Bir takviyeyi spesifik bir sorun için kullanıyorsanız 3-4 hafta kadar önerilen dozlarda kullanmak etkilerin görülmesi açısından yeterli olacaktır. Eğer bir ay sonunda yine istediğiniz etkiyi göremiyorsanız kullandığınız takviye sizin organizmanızda çalışmıyor olabilir, takviyeyi bırakmak yada değiştirmek daha doğru olur.

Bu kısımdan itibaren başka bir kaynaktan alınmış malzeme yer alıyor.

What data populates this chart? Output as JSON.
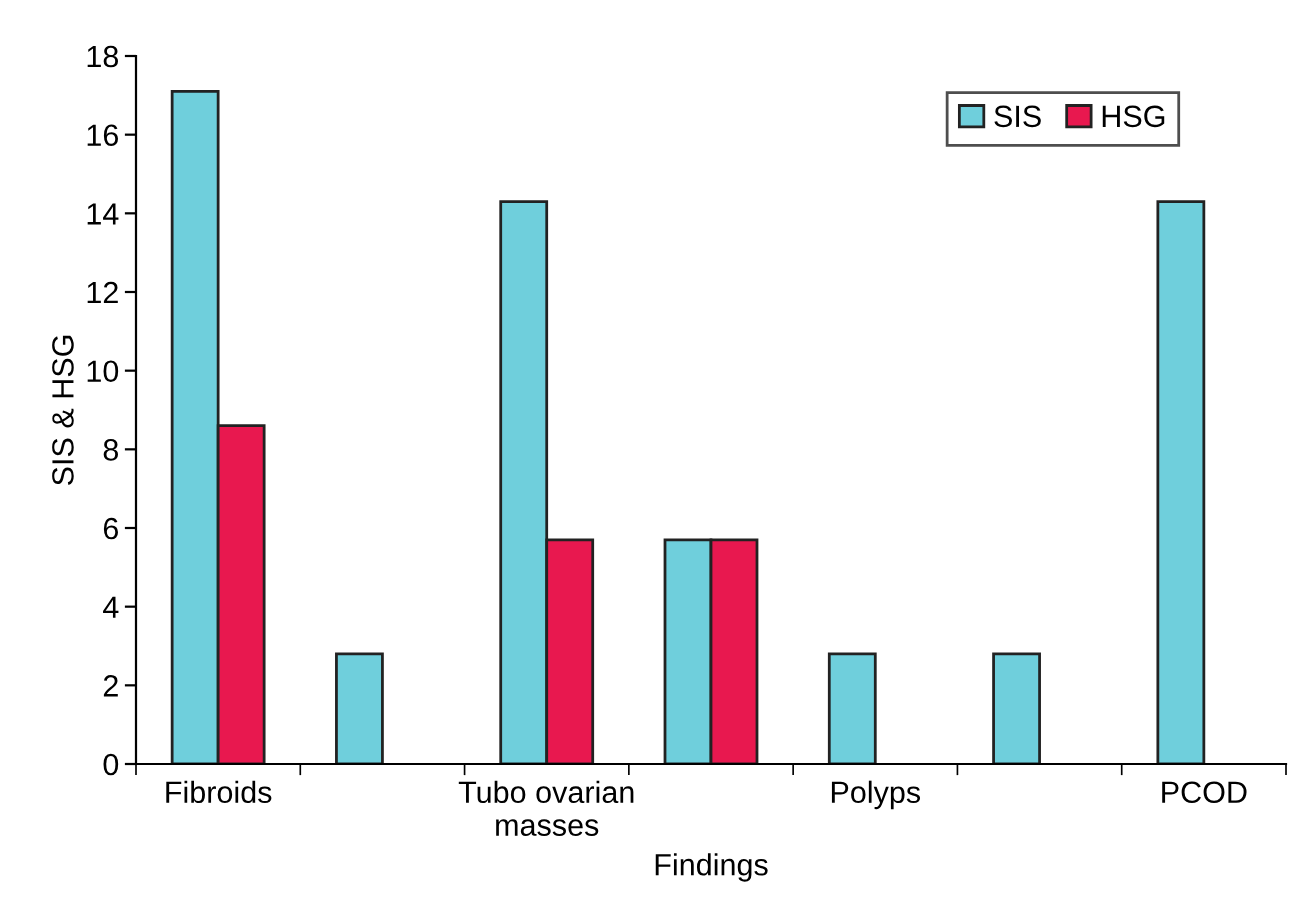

Genel olarak spesifik bir sorun için kullanılan takviyeler 6 ay boyunca alınabilirler. Bu süreç sonunda dozu düşürmekte veya ara vermekte yarar vardır. Eğer sorun tekrarlarsa bir süre daha takviyeye devam etmeniz gerekiyor demektir.
Vitamin ve mineral takviyesi değişkenlik gösteren bir süreçtir. Vücudunuzun zamanla geçirdiği değişimler vitamin ve mineral ihtiyacınızda da değişikliklere yol açar. Örneğin enfeksiyon durumunda C vitamini ihtiyacı yada ağır stres altında magnezyum ve B-kompleks vitaminlerine olan ihtiyaç artar. Eğer düşük dozlarda istediğiniz etkiyi alabiliyorsanız doz yükseltmeye gerek yoktur. Örneğin 500 mg C vitamini ihtiyacınızı karşılıyorsa 1000 mg’lik vitamin C alımına gerek yoktur.
TAKVİYELERİN SAKLANMASI
Takviyelerin potansiyel etkileri bir süre sonra azalmaya başlar. Vitaminler genel olarak 2-3 yıl kadar potansiyellerini korurlar. Mineraller daha uzun süre dayanırlar, olası bir bozulma da mineralden değil yardımcı maddelerden dolayı oluşur. Sigorta olarak takviyelerin son kullanma tarihine dikkat etmek iyi olur. Takviyeler serin, kuru ve ışık almayan yerlerde saklanmalıdır. Buzdolabı çok soğuk ve nemli olduğu için takviyelerin çoğu için ideal saklama yerleri değildir. Pek çok insan takviyeleri buzdolaplarının üzerine koyarlar – ki bu da sıcak bir yer olduğu için ideal değildir. En iyisi oda sıcaklığında kapalı bir dolapta saklamaktır.